In the following sample, my output is "single param ctor", twice. My question is twofold, first, why is the bool ctor called rather than the version containing string, and second, is there a way to get the string version called without casting the call?

As an aside, my actual code doesn't call the constructors with hard-coded strings but with something like:

static constexpr auto NONE = "NONE";
Foo aFoo(NONE);

...

#include <iostream>
#include <string>

using namespace std;


struct Foo {

    explicit Foo(bool _isVisible = false): id(""), isVisible(_isVisible) {cout << "single param ctor" << endl;}
    explicit Foo(const string _id, bool _isVisible = false): id(_id), isVisible(_isVisible) {cout << "multip param ctor" << endl;}

    const string id;
    bool isVisible;
};

int main(int argc, const char * argv[]) {

    shared_ptr<Foo> sharedFoo = make_shared<Foo>("hello");
    Foo regFoo("hi");
    return 0;
}
like image 549
gnichola Avatar asked Sep 20 '16 16:09

gnichola


1 Answers

This is a limitation of C++ inherited from older C++ and ultimately from C.

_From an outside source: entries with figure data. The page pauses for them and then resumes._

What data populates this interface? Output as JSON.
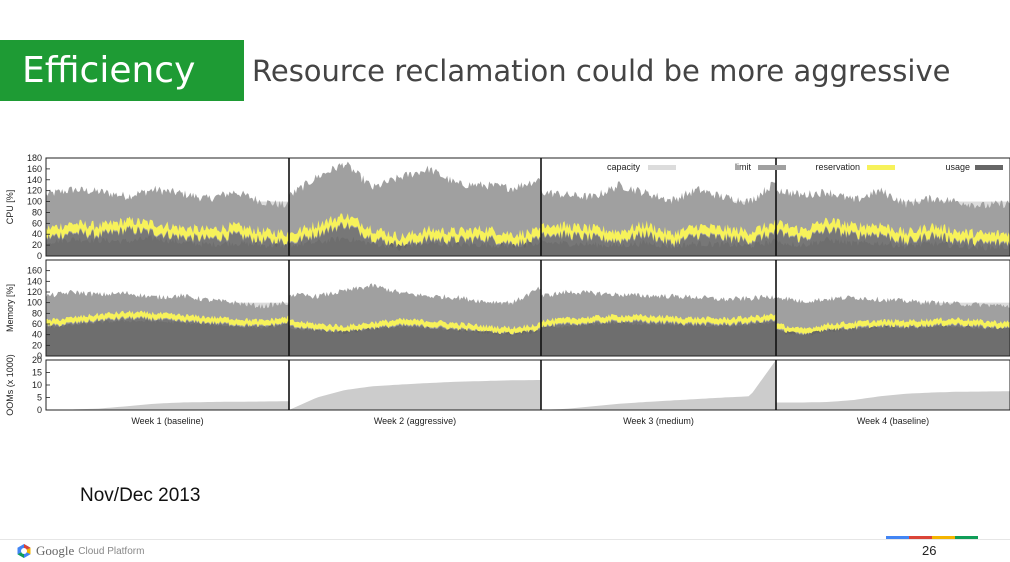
{
  "slide": {
    "section_title": "Efficiency",
    "subtitle": "Resource reclamation could be more aggressive",
    "date_note": "Nov/Dec 2013",
    "footer": {
      "brand": "Google",
      "product": "Cloud Platform",
      "page_number": "26"
    },
    "colors": {
      "section_green": "#1e9b34",
      "footer_strip": [
        "#4285f4",
        "#db4437",
        "#f4b400",
        "#0f9d58"
      ]
    }
  },
  "chart_data": {
    "type": "area",
    "weeks": [
      "Week 1 (baseline)",
      "Week 2 (aggressive)",
      "Week 3 (medium)",
      "Week 4 (baseline)"
    ],
    "legend": [
      "capacity",
      "limit",
      "reservation",
      "usage"
    ],
    "series_colors": {
      "capacity": "#dcdcdc",
      "limit": "#a0a0a0",
      "reservation": "#f7f25a",
      "usage": "#666666",
      "ooms": "#cccccc"
    },
    "panels": [
      {
        "id": "cpu",
        "ylabel": "CPU [%]",
        "ylim": [
          0,
          180
        ],
        "ticks": [
          0,
          20,
          40,
          60,
          80,
          100,
          120,
          140,
          160,
          180
        ],
        "capacity": 100,
        "limit": [
          [
            113,
            122,
            118,
            110,
            122,
            115,
            105,
            118,
            100,
            92
          ],
          [
            110,
            145,
            170,
            125,
            145,
            160,
            132,
            130,
            125,
            142
          ],
          [
            118,
            112,
            108,
            130,
            116,
            102,
            122,
            108,
            100,
            136
          ],
          [
            122,
            112,
            118,
            102,
            120,
            96,
            106,
            100,
            92,
            97
          ]
        ],
        "reservation": [
          [
            50,
            60,
            55,
            65,
            60,
            52,
            48,
            55,
            45,
            42
          ],
          [
            40,
            58,
            75,
            50,
            35,
            48,
            45,
            50,
            40,
            45
          ],
          [
            60,
            55,
            50,
            45,
            58,
            40,
            55,
            50,
            45,
            60
          ],
          [
            60,
            48,
            65,
            55,
            58,
            42,
            55,
            45,
            40,
            42
          ]
        ],
        "usage": [
          [
            26,
            31,
            29,
            27,
            33,
            25,
            21,
            24,
            20,
            19
          ],
          [
            20,
            25,
            33,
            22,
            18,
            23,
            21,
            21,
            19,
            21
          ],
          [
            25,
            23,
            21,
            19,
            24,
            18,
            23,
            21,
            19,
            27
          ],
          [
            26,
            20,
            30,
            23,
            24,
            18,
            23,
            19,
            16,
            17
          ]
        ]
      },
      {
        "id": "memory",
        "ylabel": "Memory [%]",
        "ylim": [
          0,
          180
        ],
        "ticks": [
          0,
          20,
          40,
          60,
          80,
          100,
          120,
          140,
          160
        ],
        "capacity": 100,
        "limit": [
          [
            112,
            120,
            115,
            118,
            110,
            113,
            105,
            100,
            93,
            100
          ],
          [
            115,
            112,
            122,
            132,
            118,
            112,
            110,
            102,
            100,
            128
          ],
          [
            112,
            120,
            118,
            115,
            113,
            112,
            110,
            106,
            108,
            112
          ],
          [
            112,
            102,
            107,
            110,
            106,
            103,
            100,
            98,
            96,
            94
          ]
        ],
        "reservation": [
          [
            66,
            72,
            78,
            82,
            80,
            76,
            73,
            70,
            66,
            73
          ],
          [
            66,
            60,
            56,
            63,
            68,
            66,
            61,
            56,
            53,
            60
          ],
          [
            66,
            70,
            73,
            76,
            75,
            73,
            71,
            70,
            73,
            78
          ],
          [
            60,
            50,
            60,
            63,
            66,
            66,
            68,
            70,
            65,
            63
          ]
        ],
        "usage": [
          [
            54,
            58,
            63,
            66,
            65,
            62,
            59,
            56,
            53,
            59
          ],
          [
            52,
            48,
            45,
            51,
            55,
            53,
            49,
            45,
            42,
            49
          ],
          [
            53,
            56,
            59,
            62,
            60,
            59,
            57,
            56,
            59,
            63
          ],
          [
            49,
            40,
            49,
            51,
            54,
            53,
            55,
            56,
            52,
            51
          ]
        ]
      },
      {
        "id": "ooms",
        "ylabel": "OOMs (x 1000)",
        "ylim": [
          0,
          20
        ],
        "ticks": [
          0,
          5,
          10,
          15,
          20
        ],
        "ooms": [
          [
            0.0,
            0.2,
            0.6,
            1.5,
            2.5,
            3.0,
            3.2,
            3.3,
            3.4,
            3.5
          ],
          [
            0.0,
            5.0,
            8.0,
            9.5,
            10.2,
            10.8,
            11.3,
            11.6,
            11.9,
            12.0
          ],
          [
            0.0,
            0.5,
            1.5,
            2.5,
            3.2,
            3.8,
            4.4,
            5.0,
            5.5,
            20.0
          ],
          [
            3.0,
            3.0,
            3.2,
            4.0,
            5.5,
            6.5,
            7.0,
            7.3,
            7.4,
            7.5
          ]
        ]
      }
    ]
  }
}
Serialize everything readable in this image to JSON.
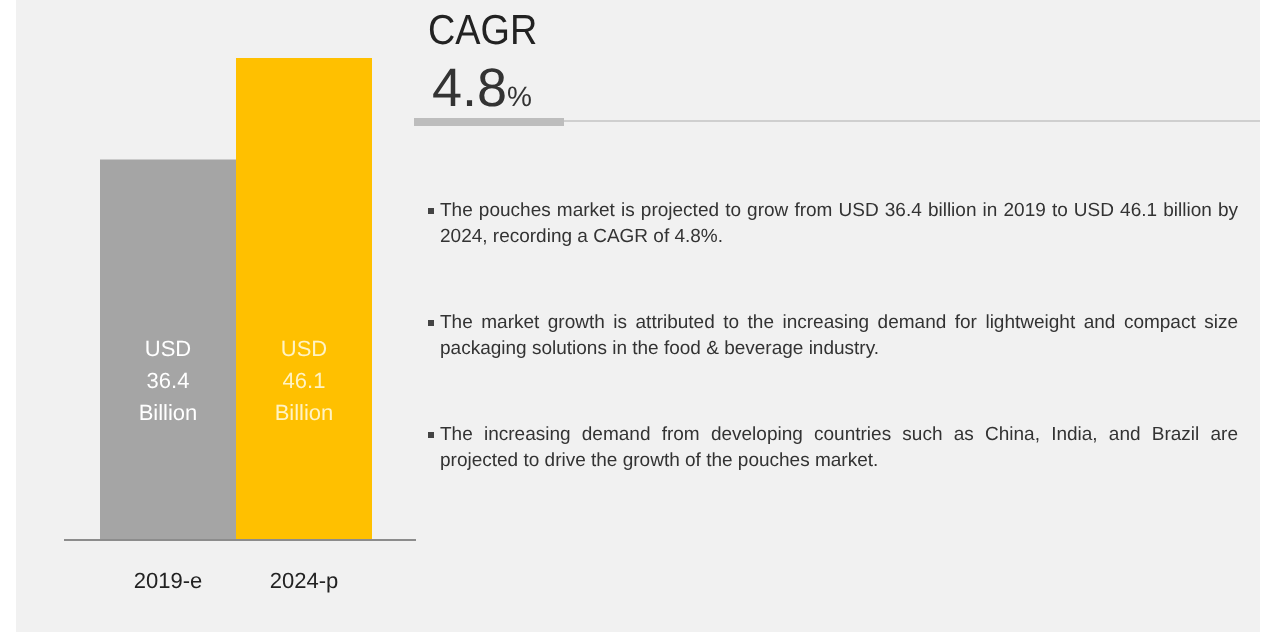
{
  "chart_data": {
    "type": "bar",
    "title": "CAGR",
    "subtitle": "4.8%",
    "categories": [
      "2019-e",
      "2024-p"
    ],
    "values": [
      36.4,
      46.1
    ],
    "colors": [
      "#a5a5a5",
      "#ffc000"
    ],
    "value_labels": [
      "USD 36.4 Billion",
      "USD 46.1 Billion"
    ],
    "annotations": [
      "The pouches market is projected to grow from USD 36.4 billion in 2019 to USD 46.1 billion by 2024, recording a CAGR of 4.8%.",
      "The market growth is attributed to the increasing demand for lightweight and compact size packaging solutions in the food & beverage industry.",
      "The increasing demand from developing countries such as China, India, and Brazil are projected to drive the growth of the pouches market."
    ]
  }
}
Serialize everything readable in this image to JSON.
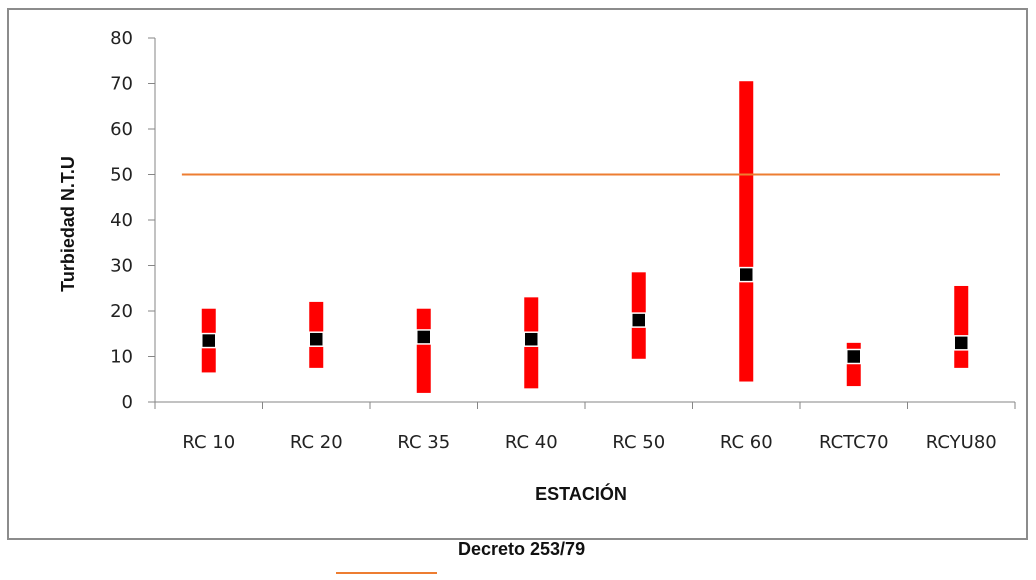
{
  "chart_data": {
    "type": "range",
    "xlabel": "ESTACIÓN",
    "ylabel": "Turbiedad N.T.U",
    "ylim": [
      0,
      80
    ],
    "yticks": [
      0,
      10,
      20,
      30,
      40,
      50,
      60,
      70,
      80
    ],
    "grid": false,
    "categories": [
      "RC 10",
      "RC 20",
      "RC 35",
      "RC 40",
      "RC 50",
      "RC 60",
      "RCTC70",
      "RCYU80"
    ],
    "series": [
      {
        "min": [
          6.5,
          7.5,
          2.0,
          3.0,
          9.5,
          4.5,
          3.5,
          7.5
        ],
        "max": [
          20.5,
          22.0,
          20.5,
          23.0,
          28.5,
          70.5,
          13.0,
          25.5
        ],
        "mean": [
          13.5,
          13.8,
          14.3,
          13.8,
          18.0,
          28.0,
          10.0,
          13.0
        ],
        "color": "#ff0000",
        "mean_color": "#000000"
      },
      {
        "name": "Decreto 253/79",
        "type": "hline",
        "value": 50,
        "color": "#ed7d31"
      }
    ],
    "legend": {
      "position": "bottom",
      "entries": [
        "Decreto 253/79"
      ]
    }
  }
}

Your string literals convert to bool better than to the "user-defined" type std::string.

Instead of casting in the call, you could add a constructor that takes const char*, possibly having it delegate to your existing constructor that takes std::string:

explicit Foo(const char* _id, bool _isVisible = false)
   : Foo(std::string(_id), _isVisible)
{};

This constructor will be an "exact match" (or close enough anyway) and prevent bool from stealing the limelight.

Or, since C++14, instead of the cast use the std::string literal, e.g. "hi"s, though you have to remember to do this at the callsite which is a bit "meh" for a general solution.

By the way, if you really want to take your std::string _id parameter by value, don't make it const; you're preventing it from being moved from and necessitating a copy in the member initialiser. Depending on what is going on at your typical callsite, the following may make more sense:

explicit Foo(
   string _id,
   bool _isVisible = false
)
   : id(std::move(_id))
   , isVisible(_isVisible)
{}

If you usually pass in an lvalue, though, at least accept a const std::string& to prevent one copy.